Jonathan Haidt, whom I have great respect for, argues that parents are too protective of children in the real world and not protective enough online. He and Greg Lukianoff are the researchers/authors of The Coddling of the American Mind, (2018) which attributes the increase in anxiety and depression in teenagers to their increasing dependence on online/social media interactions, which are inherently less stable and have fewer checks and balances than the real-life encounters we have been refining for a million years.
In my forthcoming book I argue that parents have been overprotective about experience in the real world and not protective enough online.He goes on to give examples of children exposed to online porn, which is an enormous percentage of them these days. His next book is The Anxious Generation. We have discussed this here, and the topic is big on the sites on my sidebar as well.
It came up because my daughter in law, a children's librarian like my wife, related this to libraries allowing adults to access porn on library computers, which increases access for the underaged. But this isn't what draws parental complaints. For that you have to go with what books can be taken out of the library and the sexual themes young adult books have now. Local parents form committees in protest and want to have meetings attended by the press. Those problems can nearly always be solved by just moving the book to a different spot - from children's to young adult, from middle school to high school.

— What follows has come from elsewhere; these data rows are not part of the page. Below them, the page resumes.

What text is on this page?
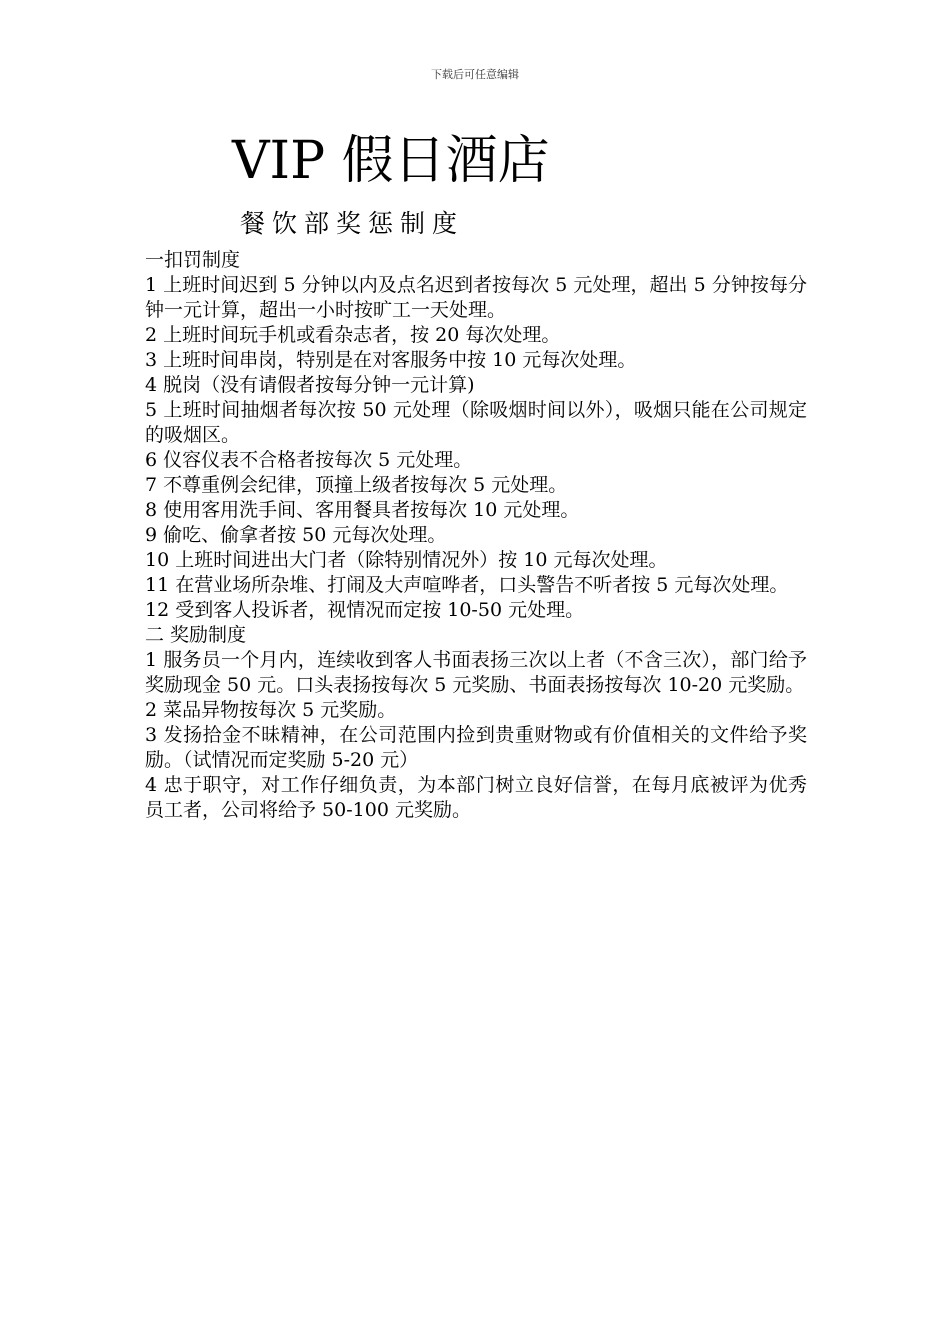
下载后可任意编辑
VIP 假日酒店
餐饮部奖惩制度

一扣罚制度

1 上班时间迟到 5 分钟以内及点名迟到者按每次 5 元处理，超出 5 分钟按每分钟一元计算，超出一小时按旷工一天处理。

2 上班时间玩手机或看杂志者，按 20 每次处理。

3 上班时间串岗，特别是在对客服务中按 10 元每次处理。

4 脱岗（没有请假者按每分钟一元计算)

5 上班时间抽烟者每次按 50 元处理（除吸烟时间以外），吸烟只能在公司规定的吸烟区。

6 仪容仪表不合格者按每次 5 元处理。

7 不尊重例会纪律，顶撞上级者按每次 5 元处理。

8 使用客用洗手间、客用餐具者按每次 10 元处理。

9 偷吃、偷拿者按 50 元每次处理。

10 上班时间进出大门者（除特别情况外）按 10 元每次处理。

11 在营业场所杂堆、打闹及大声喧哗者，口头警告不听者按 5 元每次处理。

12 受到客人投诉者，视情况而定按 10-50 元处理。

二 奖励制度

1 服务员一个月内，连续收到客人书面表扬三次以上者（不含三次），部门给予奖励现金 50 元。口头表扬按每次 5 元奖励、书面表扬按每次 10-20 元奖励。

2 菜品异物按每次 5 元奖励。

3 发扬拾金不昧精神，在公司范围内捡到贵重财物或有价值相关的文件给予奖励。（试情况而定奖励 5-20 元）

4 忠于职守，对工作仔细负责，为本部门树立良好信誉，在每月底被评为优秀员工者，公司将给予 50-100 元奖励。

It is classic straining at a gnat but swallowing a camel*. The books in the school or public library, or on the possibles of the summer reading list at the highschool are 1% of the problem or less. Online access is where the action is. But with a library or a school you can get a real human being to yell at. You can't yell at publishers, or the owners of porn sites. You get to say "our tax dollars" a lot, too. As opposed to your personal dollars that you spend on internet plans that your children use.
*I used this image in an online discussion a few years ago and a person complimented me on it, telling me I had a gift for expression. I knew from earlier context that this was an educated person. Biblical knowledge is increasingly less general.
WRT Biblical knowledge--in talking to a docent at the rainforest room in Olbrich Gardens, I asked how he'd would up doing the job. He said he felt he should "give back". I answered "From him to whom much is given, much is required." He liked the phrase, and asked me if it was original.